Screw-propelled vehicles are not new. They are rare and unusual. But they’re not new. The Russians are particularly fond of them, partly due to the inhospitable terrain which covers much of the country’s frozen expanse. Screw-propelled vehicles have even been used by the Soviet space ministry for picking up returning cosmonauts who had landed in areas difficult to access by road.

However, despite their ability to keep moving over ground where a tracked-vehicle might find it difficult, and a wheeled-vehicle wouldn’t stand a chance, screw-propelled vehicles do have some major drawbacks. Firstly they’re quite slow. But secondly, and more seriously, they pretty much tear up the land as they pass over it. And they’re next to useless on a hard surface like a road.

But step forward Russian inventor Alexey Burdin. He has come up with a prototype system which can overcome the weaknesses of a screw-propelled vehicle, while also maintaining all the benefits. His system, called TESH-drive transformable worms, uses a heavy-duty, Kevlar-reinforced inflatable tube wrapped tightly around the screw.
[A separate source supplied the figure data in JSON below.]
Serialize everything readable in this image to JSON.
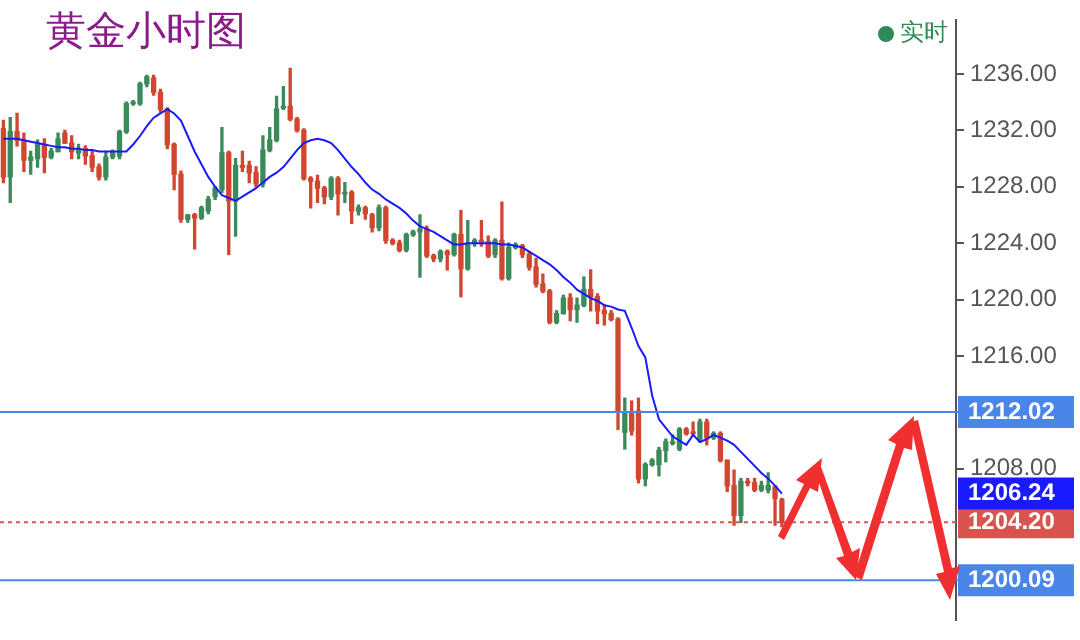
{
  "chart_data": {
    "type": "candlestick",
    "title": "黄金小时图",
    "categories": [
      null,
      null,
      null,
      null,
      null,
      null,
      null,
      null,
      null,
      null,
      null,
      null,
      null,
      null,
      null,
      null,
      null,
      null,
      null,
      null,
      null,
      null,
      null,
      null,
      null,
      null,
      null,
      null,
      null,
      null,
      null,
      null,
      null,
      null,
      null,
      null,
      null,
      null,
      null,
      null,
      null,
      null,
      null,
      null,
      null,
      null,
      null,
      null,
      null,
      null,
      null,
      null,
      null,
      null,
      null,
      null,
      null,
      null,
      null,
      null,
      null,
      null,
      null,
      null,
      null,
      null,
      null,
      null,
      null,
      null,
      null,
      null,
      null,
      null,
      null,
      null,
      null,
      null,
      null,
      null,
      null,
      null,
      null,
      null,
      null,
      null,
      null,
      null,
      null,
      null,
      null,
      null,
      null,
      null,
      null,
      null,
      null,
      null,
      null,
      null,
      null,
      null,
      null,
      null,
      null,
      null,
      null,
      null,
      null,
      null,
      null,
      null,
      null,
      null,
      null,
      null,
      null,
      null,
      null,
      null,
      null,
      null,
      null,
      null,
      null,
      null,
      null,
      null,
      null,
      null,
      null,
      null,
      null,
      null,
      null,
      null,
      null,
      null,
      null,
      null
    ],
    "series": [
      {
        "type": "line",
        "color": "#1a1aff",
        "marker": "none",
        "values": [
          1231.4,
          1231.4,
          1231.4,
          1231.3,
          1231.2,
          1231.1,
          1231.0,
          1230.9,
          1230.8,
          1230.8,
          1230.7,
          1230.7,
          1230.6,
          1230.6,
          1230.5,
          1230.5,
          1230.5,
          1230.5,
          1230.5,
          1231.0,
          1231.6,
          1232.3,
          1232.9,
          1233.2,
          1233.5,
          1233.2,
          1232.7,
          1231.6,
          1230.5,
          1229.6,
          1228.7,
          1228.0,
          1227.4,
          1227.2,
          1227.0,
          1227.3,
          1227.6,
          1227.9,
          1228.3,
          1228.7,
          1229.0,
          1229.4,
          1230.0,
          1230.6,
          1231.1,
          1231.3,
          1231.4,
          1231.3,
          1231.1,
          1230.6,
          1230.0,
          1229.4,
          1228.9,
          1228.3,
          1227.8,
          1227.5,
          1227.1,
          1226.8,
          1226.5,
          1226.1,
          1225.6,
          1225.2,
          1225.0,
          1224.8,
          1224.5,
          1224.2,
          1223.9,
          1223.9,
          1224.0,
          1224.0,
          1224.0,
          1224.0,
          1224.0,
          1223.9,
          1223.9,
          1223.8,
          1223.7,
          1223.4,
          1223.1,
          1222.8,
          1222.5,
          1222.1,
          1221.6,
          1221.2,
          1220.7,
          1220.4,
          1220.1,
          1219.9,
          1219.6,
          1219.5,
          1219.3,
          1219.2,
          1218.0,
          1216.7,
          1215.9,
          1213.2,
          1211.5,
          1210.9,
          1210.3,
          1210.0,
          1209.7,
          1210.4,
          1209.9,
          1210.1,
          1210.4,
          1210.2,
          1210.0,
          1209.7,
          1209.2,
          1208.7,
          1208.2,
          1207.7,
          1207.3,
          1206.8,
          1206.24,
          null,
          null,
          null,
          null,
          null,
          null,
          null,
          null,
          null,
          null,
          null,
          null,
          null,
          null,
          null,
          null,
          null,
          null,
          null,
          null,
          null,
          null,
          null,
          null,
          null
        ]
      },
      {
        "colors": [
          "#d2452f",
          "#3b8a5a",
          "#d2452f",
          "#d2452f",
          "#3b8a5a",
          "#3b8a5a",
          "#d2452f",
          "#3b8a5a",
          "#3b8a5a",
          "#d2452f",
          "#d2452f",
          "#3b8a5a",
          "#d2452f",
          "#d2452f",
          "#d2452f",
          "#3b8a5a",
          "#3b8a5a",
          "#3b8a5a",
          "#3b8a5a",
          "#3b8a5a",
          "#3b8a5a",
          "#3b8a5a",
          "#d2452f",
          "#d2452f",
          "#d2452f",
          "#d2452f",
          "#d2452f",
          "#3b8a5a",
          "#d2452f",
          "#3b8a5a",
          "#3b8a5a",
          "#3b8a5a",
          "#3b8a5a",
          "#d2452f",
          "#3b8a5a",
          "#d2452f",
          "#d2452f",
          "#d2452f",
          "#3b8a5a",
          "#3b8a5a",
          "#3b8a5a",
          "#3b8a5a",
          "#d2452f",
          "#d2452f",
          "#d2452f",
          "#d2452f",
          "#d2452f",
          "#d2452f",
          "#3b8a5a",
          "#d2452f",
          "#3b8a5a",
          "#d2452f",
          "#3b8a5a",
          "#d2452f",
          "#d2452f",
          "#3b8a5a",
          "#d2452f",
          "#d2452f",
          "#d2452f",
          "#3b8a5a",
          "#3b8a5a",
          "#3b8a5a",
          "#d2452f",
          "#d2452f",
          "#3b8a5a",
          "#d2452f",
          "#3b8a5a",
          "#d2452f",
          "#3b8a5a",
          "#3b8a5a",
          "#d2452f",
          "#d2452f",
          "#3b8a5a",
          "#d2452f",
          "#3b8a5a",
          "#3b8a5a",
          "#d2452f",
          "#d2452f",
          "#d2452f",
          "#d2452f",
          "#d2452f",
          "#3b8a5a",
          "#3b8a5a",
          "#d2452f",
          "#3b8a5a",
          "#3b8a5a",
          "#d2452f",
          "#d2452f",
          "#d2452f",
          "#d2452f",
          "#d2452f",
          "#3b8a5a",
          "#d2452f",
          "#d2452f",
          "#3b8a5a",
          "#3b8a5a",
          "#3b8a5a",
          "#3b8a5a",
          "#3b8a5a",
          "#3b8a5a",
          "#d2452f",
          "#d2452f",
          "#3b8a5a",
          "#d2452f",
          "#3b8a5a",
          "#d2452f",
          "#d2452f",
          "#d2452f",
          "#3b8a5a",
          "#d2452f",
          "#d2452f",
          "#3b8a5a",
          "#3b8a5a",
          "#d2452f",
          "#d2452f",
          null,
          null,
          null,
          null,
          null,
          null,
          null,
          null,
          null,
          null,
          null,
          null,
          null,
          null,
          null,
          null,
          null,
          null,
          null,
          null,
          null,
          null,
          null,
          null,
          null
        ],
        "ohlc": [
          [
            1232.1,
            1232.7,
            1228.3,
            1228.7
          ],
          [
            1228.7,
            1232.9,
            1226.9,
            1231.9
          ],
          [
            1231.9,
            1233.2,
            1230.9,
            1231.3
          ],
          [
            1231.3,
            1231.8,
            1229.1,
            1229.9
          ],
          [
            1229.9,
            1230.5,
            1228.9,
            1230.1
          ],
          [
            1230.0,
            1231.3,
            1229.4,
            1231.0
          ],
          [
            1231.0,
            1231.4,
            1229.0,
            1230.1
          ],
          [
            1230.1,
            1230.7,
            1230.0,
            1230.5
          ],
          [
            1230.5,
            1231.8,
            1230.5,
            1231.4
          ],
          [
            1231.8,
            1232.0,
            1231.1,
            1231.1
          ],
          [
            1231.1,
            1231.6,
            1230.0,
            1230.5
          ],
          [
            1230.4,
            1231.0,
            1230.0,
            1230.7
          ],
          [
            1230.7,
            1230.9,
            1229.6,
            1230.2
          ],
          [
            1230.2,
            1230.5,
            1229.1,
            1229.4
          ],
          [
            1229.4,
            1229.6,
            1228.5,
            1228.7
          ],
          [
            1228.7,
            1230.5,
            1228.5,
            1230.1
          ],
          [
            1230.1,
            1230.6,
            1230.0,
            1230.5
          ],
          [
            1230.2,
            1232.0,
            1230.0,
            1231.9
          ],
          [
            1231.9,
            1234.0,
            1231.8,
            1233.9
          ],
          [
            1233.9,
            1234.1,
            1233.8,
            1234.0
          ],
          [
            1233.9,
            1235.4,
            1233.8,
            1235.3
          ],
          [
            1235.3,
            1235.9,
            1235.1,
            1235.8
          ],
          [
            1235.7,
            1235.9,
            1234.5,
            1234.7
          ],
          [
            1234.7,
            1234.9,
            1233.3,
            1233.5
          ],
          [
            1233.5,
            1233.6,
            1230.7,
            1231.0
          ],
          [
            1231.0,
            1231.1,
            1227.8,
            1228.9
          ],
          [
            1228.9,
            1229.1,
            1225.5,
            1225.7
          ],
          [
            1225.7,
            1226.0,
            1225.5,
            1226.0
          ],
          [
            1226.0,
            1226.1,
            1223.6,
            1225.8
          ],
          [
            1225.8,
            1226.6,
            1225.7,
            1226.5
          ],
          [
            1226.3,
            1227.3,
            1226.1,
            1227.1
          ],
          [
            1227.3,
            1228.0,
            1227.1,
            1227.9
          ],
          [
            1227.8,
            1232.2,
            1227.6,
            1230.4
          ],
          [
            1230.4,
            1230.5,
            1223.2,
            1227.0
          ],
          [
            1227.0,
            1230.0,
            1224.5,
            1229.5
          ],
          [
            1229.5,
            1230.5,
            1229.1,
            1229.4
          ],
          [
            1229.5,
            1229.8,
            1228.3,
            1229.0
          ],
          [
            1229.0,
            1229.4,
            1228.0,
            1228.2
          ],
          [
            1228.2,
            1231.6,
            1228.0,
            1230.6
          ],
          [
            1230.6,
            1232.2,
            1230.5,
            1231.3
          ],
          [
            1231.3,
            1234.4,
            1231.2,
            1233.5
          ],
          [
            1233.6,
            1235.1,
            1233.5,
            1233.7
          ],
          [
            1233.7,
            1236.4,
            1232.7,
            1232.8
          ],
          [
            1232.8,
            1232.9,
            1231.9,
            1232.0
          ],
          [
            1232.0,
            1232.1,
            1228.5,
            1228.6
          ],
          [
            1228.6,
            1228.7,
            1226.5,
            1228.4
          ],
          [
            1228.4,
            1228.8,
            1226.9,
            1227.9
          ],
          [
            1227.9,
            1228.0,
            1226.8,
            1227.3
          ],
          [
            1227.3,
            1228.7,
            1227.1,
            1228.6
          ],
          [
            1228.6,
            1228.7,
            1226.0,
            1227.5
          ],
          [
            1227.5,
            1228.3,
            1226.9,
            1227.6
          ],
          [
            1227.6,
            1227.7,
            1225.4,
            1226.3
          ],
          [
            1226.3,
            1226.7,
            1226.0,
            1226.5
          ],
          [
            1226.5,
            1226.6,
            1225.7,
            1226.1
          ],
          [
            1226.0,
            1226.1,
            1224.8,
            1225.1
          ],
          [
            1225.1,
            1226.7,
            1224.9,
            1226.5
          ],
          [
            1226.5,
            1226.6,
            1224.0,
            1224.2
          ],
          [
            1224.2,
            1224.3,
            1223.9,
            1224.0
          ],
          [
            1224.0,
            1224.2,
            1223.4,
            1223.5
          ],
          [
            1223.5,
            1224.7,
            1223.4,
            1224.6
          ],
          [
            1224.6,
            1224.9,
            1224.5,
            1224.8
          ],
          [
            1224.8,
            1226.0,
            1221.6,
            1225.0
          ],
          [
            1225.0,
            1225.2,
            1223.0,
            1223.1
          ],
          [
            1223.1,
            1223.2,
            1222.7,
            1222.9
          ],
          [
            1222.9,
            1223.5,
            1222.7,
            1223.4
          ],
          [
            1223.4,
            1223.5,
            1222.1,
            1223.2
          ],
          [
            1223.2,
            1224.7,
            1223.1,
            1224.6
          ],
          [
            1224.6,
            1226.3,
            1220.2,
            1222.2
          ],
          [
            1222.2,
            1225.6,
            1222.1,
            1224.0
          ],
          [
            1224.0,
            1224.3,
            1223.8,
            1224.2
          ],
          [
            1224.2,
            1225.6,
            1223.8,
            1224.0
          ],
          [
            1224.1,
            1224.5,
            1223.0,
            1223.1
          ],
          [
            1223.2,
            1224.3,
            1223.0,
            1224.2
          ],
          [
            1224.2,
            1226.9,
            1221.4,
            1221.5
          ],
          [
            1221.5,
            1224.0,
            1221.4,
            1223.7
          ],
          [
            1223.7,
            1224.0,
            1223.6,
            1223.9
          ],
          [
            1223.8,
            1223.9,
            1223.0,
            1223.2
          ],
          [
            1223.2,
            1223.4,
            1222.1,
            1222.3
          ],
          [
            1222.3,
            1222.9,
            1220.9,
            1221.1
          ],
          [
            1221.1,
            1221.8,
            1220.5,
            1220.6
          ],
          [
            1220.6,
            1220.7,
            1218.3,
            1218.4
          ],
          [
            1218.4,
            1219.2,
            1218.3,
            1219.0
          ],
          [
            1219.0,
            1220.3,
            1219.0,
            1220.1
          ],
          [
            1220.1,
            1220.4,
            1218.5,
            1219.3
          ],
          [
            1219.3,
            1220.1,
            1218.4,
            1219.6
          ],
          [
            1219.6,
            1221.6,
            1219.5,
            1220.7
          ],
          [
            1220.7,
            1222.1,
            1219.2,
            1220.2
          ],
          [
            1220.2,
            1220.4,
            1218.3,
            1219.2
          ],
          [
            1219.2,
            1219.6,
            1218.2,
            1219.0
          ],
          [
            1219.0,
            1219.2,
            1218.5,
            1218.6
          ],
          [
            1218.6,
            1218.7,
            1210.8,
            1212.0
          ],
          [
            1210.6,
            1213.0,
            1209.4,
            1212.0
          ],
          [
            1211.9,
            1212.8,
            1210.4,
            1210.7
          ],
          [
            1212.1,
            1213.0,
            1207.0,
            1207.3
          ],
          [
            1207.3,
            1208.4,
            1206.8,
            1208.3
          ],
          [
            1208.3,
            1208.7,
            1208.2,
            1208.6
          ],
          [
            1208.3,
            1209.5,
            1207.5,
            1209.3
          ],
          [
            1209.3,
            1210.1,
            1208.5,
            1209.9
          ],
          [
            1209.8,
            1210.4,
            1209.7,
            1209.9
          ],
          [
            1209.4,
            1210.9,
            1209.3,
            1210.8
          ],
          [
            1210.8,
            1210.9,
            1210.4,
            1210.5
          ],
          [
            1210.6,
            1211.3,
            1210.4,
            1210.5
          ],
          [
            1210.1,
            1211.5,
            1209.9,
            1211.3
          ],
          [
            1211.3,
            1211.5,
            1209.7,
            1210.2
          ],
          [
            1210.2,
            1210.6,
            1210.1,
            1210.5
          ],
          [
            1210.5,
            1210.6,
            1208.5,
            1208.6
          ],
          [
            1208.6,
            1208.6,
            1206.4,
            1206.8
          ],
          [
            1206.8,
            1207.9,
            1204.0,
            1204.7
          ],
          [
            1204.7,
            1207.3,
            1204.2,
            1207.1
          ],
          [
            1207.1,
            1207.3,
            1206.8,
            1207.0
          ],
          [
            1207.0,
            1207.3,
            1206.4,
            1206.5
          ],
          [
            1206.5,
            1207.1,
            1206.4,
            1206.8
          ],
          [
            1206.5,
            1207.7,
            1206.3,
            1206.8
          ],
          [
            1206.7,
            1206.8,
            1204.0,
            1205.9
          ],
          [
            1205.8,
            1205.9,
            1203.9,
            1204.2
          ],
          null,
          null,
          null,
          null,
          null,
          null,
          null,
          null,
          null,
          null,
          null,
          null,
          null,
          null,
          null,
          null,
          null,
          null,
          null,
          null,
          null,
          null,
          null,
          null,
          null
        ]
      }
    ],
    "ylim": [
      1197.3,
      1239.8
    ],
    "yticks": [
      {
        "value": 1208,
        "label": "1208.00"
      },
      {
        "value": 1212,
        "label": null
      },
      {
        "value": 1216,
        "label": "1216.00"
      },
      {
        "value": 1220,
        "label": "1220.00"
      },
      {
        "value": 1224,
        "label": "1224.00"
      },
      {
        "value": 1228,
        "label": "1228.00"
      },
      {
        "value": 1232,
        "label": "1232.00"
      },
      {
        "value": 1236,
        "label": "1236.00"
      }
    ],
    "tick_labels": "y",
    "grid": false,
    "legend": false,
    "ref_lines": [
      {
        "axis": "y",
        "value": 1212.02,
        "label": "1212.02",
        "color": "#4a86e8"
      },
      {
        "axis": "y",
        "value": 1200.09,
        "label": "1200.09",
        "color": "#4a86e8"
      },
      {
        "axis": "y",
        "value": 1204.2,
        "label": "1204.20",
        "color": "#d9534f",
        "line_style": "dotted"
      }
    ],
    "annotations": [
      "实时",
      "1206.24"
    ]
  }
}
When the tube is deflated the screws are able to bite into the ground and power the vehicle forward through difficult terrain, including mud, swamps, snow and ice, and even through water. However, when it comes time to get back on the road, the tubes can be inflated to fill the space in-between the screws and create a soft surface for the vehicle to ride on without damaging the surface underneath.

TESH toy model

Burdin, an engineering graduate of the Saint Petersburg State Mining Institute and Technical University, has been working on his innovative concept for number of years, but the project has recently taken a major step forward as it has recently secured the first sponsor, in the form of Licota Tools. He is also in talks with the tire manufacturer Continental to take the idea to the next level.

As well as looking to create a highly capable off-road system for both civilian and military vehicles. Burdin is also exploring the more light-hearted idea of using the system in a range of remote-control toys, and for use in computer game vehicles.